20 junho, 2012

Como se fosse calar



Ensaio a valsa para o teu retorno 
Amor, essa febre que me queima os lábios
Noturno, o suor do corpo, a guerra, a ferida

Tudo faz sombra em minha face
À noite, o canto tem gosto de lágrimas 
Esse pão amargo e sem fermento

Antes, era o beijo frio que me amolava
Hoje, eu amolo a faca que usastes
No meu coração que virou pedra

O amor, como o fio que atravessa a carne
O amor, que deixastes em coma em cima da cama
O amor, que levou meu sorriso para o fundo do rio

O peito pesa
e afasta da superfície esse cálice
de vinho tinto de sangue.


23 maio, 2012

Entre ir e vir


Ele disse chora
como quem diz ao vento
vai

E eu fui embora
Roubar uns sentimentos
ai

Esse pedaço
de aço
quem vai esculpir

Meu coração
cimento
E Deus a dirigir

Eu disse: fique
longe. Não vou
desistir

E o dia
fez-se noite
Açoite

Deixa o mundo vir.

17 maio, 2012

Janela fechada



Do lado de dentro
O caos terapêutico

Do lado de fora
Nada demais

O sol há de brilhar
sem que eu precise abrir as persianas

15 maio, 2012

De viver como autômato



    Cada lugar uma história diferente
    Cada dor, dói em lugares
    que a gente nem lembra que sente

    É duro levantar, andar, fazer coisas
    Às vezes fica difícil até respirar
    e caminhamos afogados pelas ruas

    Ninguém conhece o amor
    e passa por ele impunemente
    A vida não prega peças
    pois o palco é permanente

    Cada lugar
    uma história diferente
    e  em cada história
    uma vida. Viva!

07 maio, 2012

Por todo chorar


Choro pelo que podia ter sido, e não foi.
Choro pelos dias frios e pelas noites escuras .
Choro porque minhas mãos estão cheias de fel,
Meu rosto cheio de rugas
E meu coração cheio de pedras.
Choro, pois meus bolsos estão vazios,
e meus olhos cheios de pó.

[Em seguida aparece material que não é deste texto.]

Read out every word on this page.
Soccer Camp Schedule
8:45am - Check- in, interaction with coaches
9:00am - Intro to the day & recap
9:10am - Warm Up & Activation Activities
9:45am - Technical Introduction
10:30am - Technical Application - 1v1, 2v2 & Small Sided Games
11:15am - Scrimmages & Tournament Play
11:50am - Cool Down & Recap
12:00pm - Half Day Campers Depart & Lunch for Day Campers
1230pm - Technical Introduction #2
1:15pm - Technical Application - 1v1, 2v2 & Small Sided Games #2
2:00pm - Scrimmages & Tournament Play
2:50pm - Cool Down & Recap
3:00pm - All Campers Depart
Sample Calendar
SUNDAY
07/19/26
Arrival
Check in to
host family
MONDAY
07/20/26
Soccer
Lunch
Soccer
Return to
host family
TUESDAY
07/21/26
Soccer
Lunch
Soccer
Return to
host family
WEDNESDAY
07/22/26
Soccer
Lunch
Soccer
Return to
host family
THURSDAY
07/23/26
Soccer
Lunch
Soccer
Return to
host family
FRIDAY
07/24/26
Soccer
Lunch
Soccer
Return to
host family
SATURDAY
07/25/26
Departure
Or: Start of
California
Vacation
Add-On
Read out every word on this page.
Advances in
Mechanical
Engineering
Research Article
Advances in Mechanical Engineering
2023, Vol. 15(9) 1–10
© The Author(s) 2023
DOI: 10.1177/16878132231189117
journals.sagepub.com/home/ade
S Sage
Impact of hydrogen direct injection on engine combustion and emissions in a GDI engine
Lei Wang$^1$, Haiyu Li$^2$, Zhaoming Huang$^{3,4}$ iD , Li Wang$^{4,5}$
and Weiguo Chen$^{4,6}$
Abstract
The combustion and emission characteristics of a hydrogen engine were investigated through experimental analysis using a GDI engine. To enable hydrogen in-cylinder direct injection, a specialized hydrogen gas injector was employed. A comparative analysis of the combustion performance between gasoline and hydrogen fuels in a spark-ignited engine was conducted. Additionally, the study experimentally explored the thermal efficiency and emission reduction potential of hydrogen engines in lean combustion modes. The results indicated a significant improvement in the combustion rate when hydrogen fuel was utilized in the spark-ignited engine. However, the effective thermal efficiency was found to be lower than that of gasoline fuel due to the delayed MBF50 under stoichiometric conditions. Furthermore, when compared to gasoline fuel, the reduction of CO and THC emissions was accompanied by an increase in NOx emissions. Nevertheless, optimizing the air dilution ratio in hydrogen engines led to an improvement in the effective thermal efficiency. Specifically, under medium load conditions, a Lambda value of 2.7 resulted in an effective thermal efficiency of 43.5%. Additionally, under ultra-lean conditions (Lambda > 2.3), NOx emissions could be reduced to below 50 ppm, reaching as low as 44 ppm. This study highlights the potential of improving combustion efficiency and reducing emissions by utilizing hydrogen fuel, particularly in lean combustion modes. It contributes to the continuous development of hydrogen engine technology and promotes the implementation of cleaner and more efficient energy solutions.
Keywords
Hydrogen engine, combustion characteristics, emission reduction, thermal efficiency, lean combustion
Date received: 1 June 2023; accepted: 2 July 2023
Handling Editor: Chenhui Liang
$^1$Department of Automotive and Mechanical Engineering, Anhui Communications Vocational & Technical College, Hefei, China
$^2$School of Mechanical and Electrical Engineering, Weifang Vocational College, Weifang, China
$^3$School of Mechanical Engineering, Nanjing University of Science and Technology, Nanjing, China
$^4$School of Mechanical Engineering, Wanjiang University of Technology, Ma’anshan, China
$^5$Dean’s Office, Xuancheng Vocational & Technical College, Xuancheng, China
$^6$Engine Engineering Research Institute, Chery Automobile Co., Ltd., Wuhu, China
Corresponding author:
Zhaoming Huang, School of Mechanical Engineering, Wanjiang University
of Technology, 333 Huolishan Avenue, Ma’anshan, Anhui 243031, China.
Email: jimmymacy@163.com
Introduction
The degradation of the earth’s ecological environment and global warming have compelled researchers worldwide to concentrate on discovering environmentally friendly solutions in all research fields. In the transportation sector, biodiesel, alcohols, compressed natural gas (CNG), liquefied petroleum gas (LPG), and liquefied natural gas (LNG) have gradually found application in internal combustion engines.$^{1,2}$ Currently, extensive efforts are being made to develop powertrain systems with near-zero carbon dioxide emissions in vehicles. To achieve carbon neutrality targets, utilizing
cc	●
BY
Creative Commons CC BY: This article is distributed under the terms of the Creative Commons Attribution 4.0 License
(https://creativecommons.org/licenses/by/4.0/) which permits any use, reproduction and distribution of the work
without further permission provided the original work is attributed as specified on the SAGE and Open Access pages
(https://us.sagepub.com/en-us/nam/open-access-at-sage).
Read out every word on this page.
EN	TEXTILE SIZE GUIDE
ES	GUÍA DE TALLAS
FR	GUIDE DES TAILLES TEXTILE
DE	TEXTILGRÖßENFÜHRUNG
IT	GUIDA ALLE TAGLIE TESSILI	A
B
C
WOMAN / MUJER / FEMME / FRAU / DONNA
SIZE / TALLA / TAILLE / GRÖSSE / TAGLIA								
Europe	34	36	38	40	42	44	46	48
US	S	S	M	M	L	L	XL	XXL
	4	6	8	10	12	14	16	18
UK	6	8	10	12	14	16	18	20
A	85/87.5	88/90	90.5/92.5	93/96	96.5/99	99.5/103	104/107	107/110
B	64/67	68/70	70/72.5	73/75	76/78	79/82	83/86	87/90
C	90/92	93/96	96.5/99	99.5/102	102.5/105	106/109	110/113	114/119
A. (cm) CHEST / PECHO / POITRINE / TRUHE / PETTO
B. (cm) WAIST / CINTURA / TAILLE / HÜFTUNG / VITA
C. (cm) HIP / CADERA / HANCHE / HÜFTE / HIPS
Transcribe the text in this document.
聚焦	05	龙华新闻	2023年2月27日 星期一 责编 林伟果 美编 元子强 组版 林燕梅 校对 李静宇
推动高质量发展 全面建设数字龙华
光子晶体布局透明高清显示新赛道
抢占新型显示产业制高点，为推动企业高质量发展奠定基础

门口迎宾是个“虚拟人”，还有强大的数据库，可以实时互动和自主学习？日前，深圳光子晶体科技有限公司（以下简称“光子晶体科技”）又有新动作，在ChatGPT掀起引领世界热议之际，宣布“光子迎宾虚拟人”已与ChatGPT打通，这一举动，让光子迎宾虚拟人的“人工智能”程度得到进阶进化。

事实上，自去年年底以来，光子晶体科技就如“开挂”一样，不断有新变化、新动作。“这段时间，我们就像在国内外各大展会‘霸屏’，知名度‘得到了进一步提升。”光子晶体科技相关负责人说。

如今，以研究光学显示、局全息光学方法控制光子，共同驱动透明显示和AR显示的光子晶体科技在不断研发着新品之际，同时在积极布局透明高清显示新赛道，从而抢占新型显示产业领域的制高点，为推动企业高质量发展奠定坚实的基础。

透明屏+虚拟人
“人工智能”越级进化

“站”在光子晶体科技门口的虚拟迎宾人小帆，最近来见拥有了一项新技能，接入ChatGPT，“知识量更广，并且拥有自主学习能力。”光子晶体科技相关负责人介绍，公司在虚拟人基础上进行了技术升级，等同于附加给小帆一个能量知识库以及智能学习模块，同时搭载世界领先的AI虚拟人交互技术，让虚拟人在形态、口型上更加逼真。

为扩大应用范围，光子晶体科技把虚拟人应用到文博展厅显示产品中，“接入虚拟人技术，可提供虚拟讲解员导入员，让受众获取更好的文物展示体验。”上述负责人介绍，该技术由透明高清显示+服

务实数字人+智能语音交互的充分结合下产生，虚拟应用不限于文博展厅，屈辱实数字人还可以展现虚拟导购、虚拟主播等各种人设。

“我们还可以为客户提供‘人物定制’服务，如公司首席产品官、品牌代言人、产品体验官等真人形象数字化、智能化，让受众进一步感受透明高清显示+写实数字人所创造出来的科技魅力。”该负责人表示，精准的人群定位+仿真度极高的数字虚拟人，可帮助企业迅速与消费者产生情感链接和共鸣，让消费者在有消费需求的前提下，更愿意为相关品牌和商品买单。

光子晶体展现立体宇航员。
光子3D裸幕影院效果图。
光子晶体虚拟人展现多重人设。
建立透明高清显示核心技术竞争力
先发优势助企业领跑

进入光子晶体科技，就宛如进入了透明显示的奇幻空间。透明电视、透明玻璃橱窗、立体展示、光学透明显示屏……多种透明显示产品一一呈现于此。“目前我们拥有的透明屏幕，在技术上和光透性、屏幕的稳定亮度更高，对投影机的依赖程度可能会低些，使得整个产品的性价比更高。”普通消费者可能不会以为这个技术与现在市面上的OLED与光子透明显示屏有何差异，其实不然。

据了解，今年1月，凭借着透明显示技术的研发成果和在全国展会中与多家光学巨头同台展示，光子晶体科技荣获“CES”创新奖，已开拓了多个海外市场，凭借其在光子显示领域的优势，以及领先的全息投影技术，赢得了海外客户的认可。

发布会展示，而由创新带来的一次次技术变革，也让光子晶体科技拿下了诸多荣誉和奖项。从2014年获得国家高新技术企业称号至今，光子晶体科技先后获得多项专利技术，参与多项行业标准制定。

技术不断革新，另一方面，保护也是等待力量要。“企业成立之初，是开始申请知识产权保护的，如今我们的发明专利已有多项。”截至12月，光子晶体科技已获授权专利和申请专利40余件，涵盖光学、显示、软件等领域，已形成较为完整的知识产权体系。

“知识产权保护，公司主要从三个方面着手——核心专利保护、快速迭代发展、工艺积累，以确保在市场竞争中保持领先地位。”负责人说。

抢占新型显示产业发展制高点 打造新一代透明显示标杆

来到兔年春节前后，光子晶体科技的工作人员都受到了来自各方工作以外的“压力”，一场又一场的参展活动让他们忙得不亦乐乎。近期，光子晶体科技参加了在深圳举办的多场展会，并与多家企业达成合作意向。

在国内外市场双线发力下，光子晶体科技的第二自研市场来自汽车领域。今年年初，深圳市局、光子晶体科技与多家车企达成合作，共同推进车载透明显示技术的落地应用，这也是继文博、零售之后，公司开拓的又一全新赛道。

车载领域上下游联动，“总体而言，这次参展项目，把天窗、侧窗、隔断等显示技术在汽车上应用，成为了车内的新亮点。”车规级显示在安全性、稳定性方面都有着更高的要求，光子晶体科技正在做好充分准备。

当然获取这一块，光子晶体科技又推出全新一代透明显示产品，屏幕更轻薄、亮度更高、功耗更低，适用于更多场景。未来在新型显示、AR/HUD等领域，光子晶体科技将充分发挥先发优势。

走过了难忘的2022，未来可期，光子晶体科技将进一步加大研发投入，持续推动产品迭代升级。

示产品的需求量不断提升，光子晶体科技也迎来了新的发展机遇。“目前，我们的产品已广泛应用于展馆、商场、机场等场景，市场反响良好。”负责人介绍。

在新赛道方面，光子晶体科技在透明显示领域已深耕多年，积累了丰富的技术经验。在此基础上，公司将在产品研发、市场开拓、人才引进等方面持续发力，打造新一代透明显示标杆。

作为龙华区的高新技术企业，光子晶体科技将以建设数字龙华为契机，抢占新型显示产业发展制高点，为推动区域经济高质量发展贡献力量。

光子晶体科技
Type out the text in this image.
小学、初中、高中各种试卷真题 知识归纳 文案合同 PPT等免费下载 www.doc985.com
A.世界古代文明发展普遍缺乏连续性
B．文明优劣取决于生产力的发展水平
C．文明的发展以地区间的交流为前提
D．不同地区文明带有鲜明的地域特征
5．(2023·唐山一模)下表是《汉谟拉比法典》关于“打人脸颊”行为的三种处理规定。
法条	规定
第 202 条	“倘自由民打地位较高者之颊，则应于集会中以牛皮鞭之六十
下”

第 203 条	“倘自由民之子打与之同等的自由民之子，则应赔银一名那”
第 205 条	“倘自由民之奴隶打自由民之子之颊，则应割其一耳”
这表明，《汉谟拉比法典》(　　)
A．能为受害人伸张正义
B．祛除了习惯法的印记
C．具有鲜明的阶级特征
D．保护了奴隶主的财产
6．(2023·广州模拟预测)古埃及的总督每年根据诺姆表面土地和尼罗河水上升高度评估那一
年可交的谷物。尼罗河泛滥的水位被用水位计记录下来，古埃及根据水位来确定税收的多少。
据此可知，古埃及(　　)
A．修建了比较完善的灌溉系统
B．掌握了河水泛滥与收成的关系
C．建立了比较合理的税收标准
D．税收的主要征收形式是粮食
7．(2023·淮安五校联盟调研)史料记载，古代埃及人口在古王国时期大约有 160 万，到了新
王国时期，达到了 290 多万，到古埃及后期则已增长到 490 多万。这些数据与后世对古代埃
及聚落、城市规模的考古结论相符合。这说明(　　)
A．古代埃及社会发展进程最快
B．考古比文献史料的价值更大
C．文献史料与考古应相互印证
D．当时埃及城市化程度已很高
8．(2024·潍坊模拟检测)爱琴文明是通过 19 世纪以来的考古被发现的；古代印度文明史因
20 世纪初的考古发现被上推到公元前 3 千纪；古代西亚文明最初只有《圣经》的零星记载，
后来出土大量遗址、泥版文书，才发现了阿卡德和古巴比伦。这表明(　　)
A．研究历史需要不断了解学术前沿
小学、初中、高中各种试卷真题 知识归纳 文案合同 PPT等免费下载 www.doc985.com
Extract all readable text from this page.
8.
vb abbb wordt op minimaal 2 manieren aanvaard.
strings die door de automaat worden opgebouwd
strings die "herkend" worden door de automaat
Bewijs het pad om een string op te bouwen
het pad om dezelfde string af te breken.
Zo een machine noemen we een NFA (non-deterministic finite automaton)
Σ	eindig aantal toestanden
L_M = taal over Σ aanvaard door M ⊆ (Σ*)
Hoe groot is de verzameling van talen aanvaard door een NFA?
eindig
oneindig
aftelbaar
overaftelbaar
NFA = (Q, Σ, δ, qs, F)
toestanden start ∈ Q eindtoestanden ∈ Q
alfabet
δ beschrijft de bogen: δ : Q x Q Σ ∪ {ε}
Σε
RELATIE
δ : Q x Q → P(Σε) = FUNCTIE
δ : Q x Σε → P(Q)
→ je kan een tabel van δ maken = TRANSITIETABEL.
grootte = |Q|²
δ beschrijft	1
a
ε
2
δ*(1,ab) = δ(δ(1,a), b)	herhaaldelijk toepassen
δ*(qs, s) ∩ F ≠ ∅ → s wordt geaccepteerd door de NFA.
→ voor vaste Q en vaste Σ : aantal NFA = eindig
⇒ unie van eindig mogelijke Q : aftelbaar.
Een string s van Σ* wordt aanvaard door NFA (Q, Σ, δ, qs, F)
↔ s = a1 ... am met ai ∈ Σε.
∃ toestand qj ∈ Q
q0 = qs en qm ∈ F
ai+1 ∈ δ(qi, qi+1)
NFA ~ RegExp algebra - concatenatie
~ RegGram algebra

Choro.
E chorando hei de encontrar um caminho
E chorando hei de amar
Pois sou cheia de vida e de lágrimas,
E não me interessa viver uma vida sem dor.  

21 dezembro, 2011

A Janela de Jéssica



Andava inquieta.
Há algum tempo não tocava na comida
não olhava nos olhos
nem lembrava de Deus.

De vez em quando,
quando a calma vinha,
conseguia olhar o sol
através da janela.

Mas só de pensar
em voar novamente
as asas lhe doíam.

Tanto tempo na gaiola
que o que sobrou
foi só o pássaro.

Jéssica não estava mais.
Só a Janela ficou
Suspensa na parede...

25 novembro, 2011

Sorte



Tinha gosto
Tinha cheiro
Tinha um sonho bom, a palavra

Pousou no meu colo
Se aninhou
Feito ave, firme com as garras

Tinha a vida

Mas teu olhar
Teu olhar tinha tudo
E isso basta.

Nunca mais alçou vôo.

E diz-se até que, às vezes,
No escuro da noite,
Sozinho, escondido
Ele arranca algumas penas...

24 outubro, 2011

Mariposa



Minha versão de segunda talvez seja a mais nua -
Acho que vou me despindo no final de semana.
Das roupas, atiradas pela calçada
Resgato as peças que ainda me servem
E deixo os trapos pelo caminho
 
 
Ao olhar no espelho, reconheço as marcas da rua.
O cheiro do pó, a terra ainda molhada
Da chuva que não passa, aqui, dentro de mim...
Eu chovo, choro, me recomponho
E rego as flores para o próximo domingo.